Can AI write DAX measures? YES! The missing link for this for the longest time has been the the lack of visibility for information about the model. But, with the advent of TMDL, we can now give AI enough context about the model to let it successfully create DAX measures in Power BI.
The “trick” to this is using an AI model that is advanced enough to handle our model context. Many of the older models don’t allow enough text input for this – but the “pro” versions of the common models like Claude and GPT can take it.
They still struggle with the “full” model TMDL code, but the technique is to limit how much you give it at a time. This drastically reduces hallucination.
Desktop AI coding apps vs web browser LLMs
Since we’re copying and pasting code back and forth from Power BI to the AI tool either way, it doesn’t matter so much whether we use the browser like ChatGPT or desktop apps like GitHub Copilot. Both will work, provided it can handle your input size.
On the desktop apps, GitHub Copilot has a tendency to fudge the code up a bit on occasion (e.g. in a ref tablename line, it left out “ref” in its response, despite it being present in the example). I’m not sure if this is an app issue or random chance in the model, but I haven’t had either Cursor or the web browser version of Claude do the same.
I gave a Cursor a try this week too, since it’s a GitHub Copilot competitor that comes up a lot. It seemed to be very similar, but adds on an agentic function that will create whole files for you. I found this to be a bit too much for my use and had to swap it back to chat-only… by too much, I mean that when I asked it to write a single script, it created 5 files – including a documentation file, readme, a .bat executable, and reference file that I didn’t ask for. Like… thanks? I guess?
The ability to create script files like this feels a bit concerning, security-wise. You do have to click “accept”, but given human nature I am betting most people won’t heavily scrutinize the files it creates. It also said Claude 3.7 was “too busy” to use on one of the two days I used it, and suggested that I upgrade if I wanted to be able to use Claude 3.7 reliably, which I thought was weird since it was supposedly a pro trial. I probably will not be renewing it when the trial expires. I can see where actual software engineers could get value out of it, but that’s not quite where I’m at right now.
The desktop apps tend to be more tailored towards editing local files, so presumably this could work with editing PBIP, but I haven’t tried it yet.
Alright, back on topic – here’s the prompt to create our measures in Power BI.

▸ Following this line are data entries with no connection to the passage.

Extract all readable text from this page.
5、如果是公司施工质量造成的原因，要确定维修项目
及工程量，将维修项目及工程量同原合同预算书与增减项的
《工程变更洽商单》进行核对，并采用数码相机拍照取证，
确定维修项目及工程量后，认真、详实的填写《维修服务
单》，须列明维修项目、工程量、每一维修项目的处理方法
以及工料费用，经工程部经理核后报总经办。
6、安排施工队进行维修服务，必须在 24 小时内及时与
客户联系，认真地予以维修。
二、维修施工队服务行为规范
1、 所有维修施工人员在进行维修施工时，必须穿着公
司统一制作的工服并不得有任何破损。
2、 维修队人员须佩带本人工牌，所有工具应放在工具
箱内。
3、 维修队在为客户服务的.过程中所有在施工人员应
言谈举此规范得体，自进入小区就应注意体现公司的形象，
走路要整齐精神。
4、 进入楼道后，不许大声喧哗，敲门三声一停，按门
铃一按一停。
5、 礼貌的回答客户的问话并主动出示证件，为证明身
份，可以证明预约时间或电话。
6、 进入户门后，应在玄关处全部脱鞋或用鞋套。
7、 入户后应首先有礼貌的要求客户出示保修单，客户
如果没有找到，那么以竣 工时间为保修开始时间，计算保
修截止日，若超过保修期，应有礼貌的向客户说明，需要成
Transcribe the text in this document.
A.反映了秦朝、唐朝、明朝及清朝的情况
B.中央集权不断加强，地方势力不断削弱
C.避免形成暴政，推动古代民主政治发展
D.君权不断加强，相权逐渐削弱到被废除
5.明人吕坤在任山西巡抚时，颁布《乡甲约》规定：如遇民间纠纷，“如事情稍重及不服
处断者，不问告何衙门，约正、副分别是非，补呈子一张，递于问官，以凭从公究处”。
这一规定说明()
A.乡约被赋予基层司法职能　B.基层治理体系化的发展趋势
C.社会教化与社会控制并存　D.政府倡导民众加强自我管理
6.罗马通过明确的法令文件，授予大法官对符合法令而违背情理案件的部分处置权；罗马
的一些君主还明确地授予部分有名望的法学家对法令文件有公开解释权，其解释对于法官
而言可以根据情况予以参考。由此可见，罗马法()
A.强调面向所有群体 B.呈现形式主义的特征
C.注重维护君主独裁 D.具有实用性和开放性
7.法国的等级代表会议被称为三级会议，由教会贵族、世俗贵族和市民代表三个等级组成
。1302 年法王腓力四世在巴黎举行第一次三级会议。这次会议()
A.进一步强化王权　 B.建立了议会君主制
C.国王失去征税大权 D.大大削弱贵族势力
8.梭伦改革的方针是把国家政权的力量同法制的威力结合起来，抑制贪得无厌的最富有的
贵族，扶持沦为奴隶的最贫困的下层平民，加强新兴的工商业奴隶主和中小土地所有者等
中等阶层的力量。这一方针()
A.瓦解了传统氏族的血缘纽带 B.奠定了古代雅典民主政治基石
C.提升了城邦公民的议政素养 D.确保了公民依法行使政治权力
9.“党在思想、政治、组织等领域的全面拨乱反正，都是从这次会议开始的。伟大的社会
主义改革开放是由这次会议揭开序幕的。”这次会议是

Prompt to create Power BI measures
PROMPT:
Here's my model info - please give me TMDL code to create measures for all the key metrics you that would be useful for this dataset. Do NOT include comments to organize measures into groups. If a measure name has multiple words, use a friendly name with spaces between words surrounded with single quotes. Indentation is important. For decimal measures, use formatString to one decimal. For whole numbers, use formatString to add comma formatting.
Here's an example:
createOrReplace
ref table *Measures
measure Views = SUM(youtube_video_metrics_all[views])
formatString: #,0
Here's my model TMDL info:
<paste specific table TMDL here>
Replace the example with a measure TMDL script from your model, removing the lineage tag line. It’s important to remove the lineage tag in your example because if you don’t, it’ll try to generate GUIDs in the code, and that’s something that gets auto-created when the measure is created – so it’ll cause an error.
If you’re not sure where to get the example, we go over the process in the video.
Watch out for…
The AI tends to make assumptions about which table you want the measures created in. Check the code it outputs to see where it’s putting them, and update it if you need to. Also make sure there’s no duplicate measures in your code vs the AI code, because if there’s even one that has the same name it will fail to create the measures.
Also review them to make sure they’re calculating correctly, too. If you’re working with multiple tables, you can include your table relationships by dragging them in as context as well – this will help write any DAX that bridges the tables.
The bottom line
This is pretty great. It works better than I expected, and will only get better as the models improve. I’m waiting on Microsoft to put this directly into the app, though I’m not sure if they will go “all the way” with it, or use it for smaller tasks.